バイナンスが物理的な脅迫に対応する新機能を導入 出金を一時停止するWithdraw Protection

大手暗号資産(仮想通貨)取引所のバイナンス(Binance)は、ユーザーが対面で脅迫や圧力を受け、資産の移動を強制される物理的なリスクに対応するための新機能「Withdraw Protection」を導入しました。この機能は、従来のデジタル的なセキュリティ対策では防ぎきれない、身体的な強要を伴う犯罪からユーザーを保護することを目的としています。暗号資産を狙った暴力的な犯罪が増加傾向にある中で、取引所が物理的な安全確保に踏み込んだ点は、業界のセキュリティ基準を考える上で重要な一歩と見られます。

物理的な強要を防ぐロックダウンの仕組み

バイナンスが物理的な脅迫に対応する新機能を導入 出金を一時停止するWithdraw Protection

Withdraw Protectionは、バイナンスのアカウントからのすべての出金操作を、事前に設定した期間中ブロックする機能です。ユーザーは1日から7日の間でロックダウン期間を選択でき、標準設定では48時間に指定されています。

この機能の最大の特徴は、ロックダウンが有効な間は、第三者はもちろんのこと、ユーザー本人であっても出金ができなくなる点です。これにより、万が一ユーザーが直接脅されてスマートフォンやPCの操作を強要されたとしても、その場では資産を外部へ送金できない状態を作り出すことができます。

初期設定では期間中の解除は不可能ですが、利便性を考慮して「Allow early unlock(早期解除の許可)」というオプションも用意されています。このオプションを有効にしている場合、セキュリティキーや認証アプリに加え、電話またはメールによる追加確認を行うことで、設定期間よりも早くロックダウンを終了させることが可能です。

デジタル防御の隙間を埋めるセキュリティの多層化

これまでバイナンスをはじめとする取引所では、フィッシング詐欺やSIMスワップ、シードフレーズの漏えいといったデジタル上の脅威に対し、二段階認証(2FA)やパスキー、出金先ホワイトリストなどの対策を講じてきました。しかし、これらの機能はユーザー本人の意思に反して操作を強要される「物理的な脅迫」には十分な効果を発揮しにくいという課題がありました。

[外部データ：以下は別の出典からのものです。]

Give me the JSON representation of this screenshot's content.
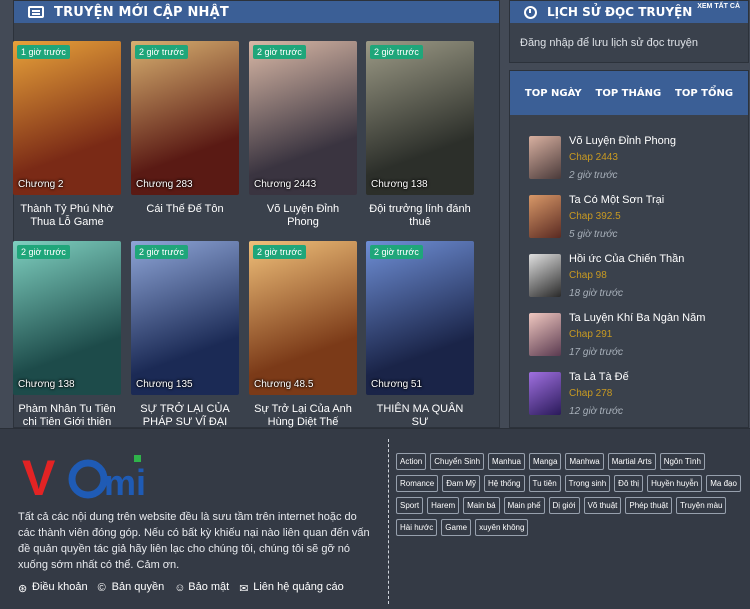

入力テキストに引用されたデータによると、暗号資産を狙った暴力的な犯罪、いわゆる「レンチ攻撃」は2025年に75パーセント増加したとされており、犯罪の凶悪化が進んでいます。Withdraw Protectionは、こうした物理的な脅威というデジタル防御の隙間を埋めるための専用の防壁として設計されています。

なお、この機能は「出金」のみを制限するものであり、アカウント内の他の機能には影響を与えません。ロックダウン中であっても、ユーザーは引き続きログインして資産状況を確認したり、取引を行ったり、ポジションを管理したりすることが可能です。

他のセキュリティ対策との併用が前提

バイナンスは、Withdraw Protectionを導入した後も、既存のセキュリティ対策の重要性は変わらないと説明しています。ユーザーには引き続き、多要素認証やフィッシング対策コード、パスキーなどの利用が推奨されており、新しい機能はこれらを補完する多層的な防御策の一部として位置づけられています。

この機能は、バイナンスのアプリおよびウェブ版のアカウント設定から有効化でき、ユーザーは自身の状況に合わせてロックダウン期間や早期解除の可否を選択できます。

ポイント

  • 対面で送金を強要される物理的な脅迫リスクに対応するための新機能です。
  • 1日から7日の範囲で出金を完全にブロックし、本人でも操作不能な状態を作れます。
  • ロックダウン中も取引や資産の確認は可能で、通常の運用を妨げない設計です。
  • 暴力的な「レンチ攻撃」が増加する中で、物理的な安全を確保する手段として注目されます。
  • 従来の二段階認証などのデジタルセキュリティと併用することで、防御を多層化します。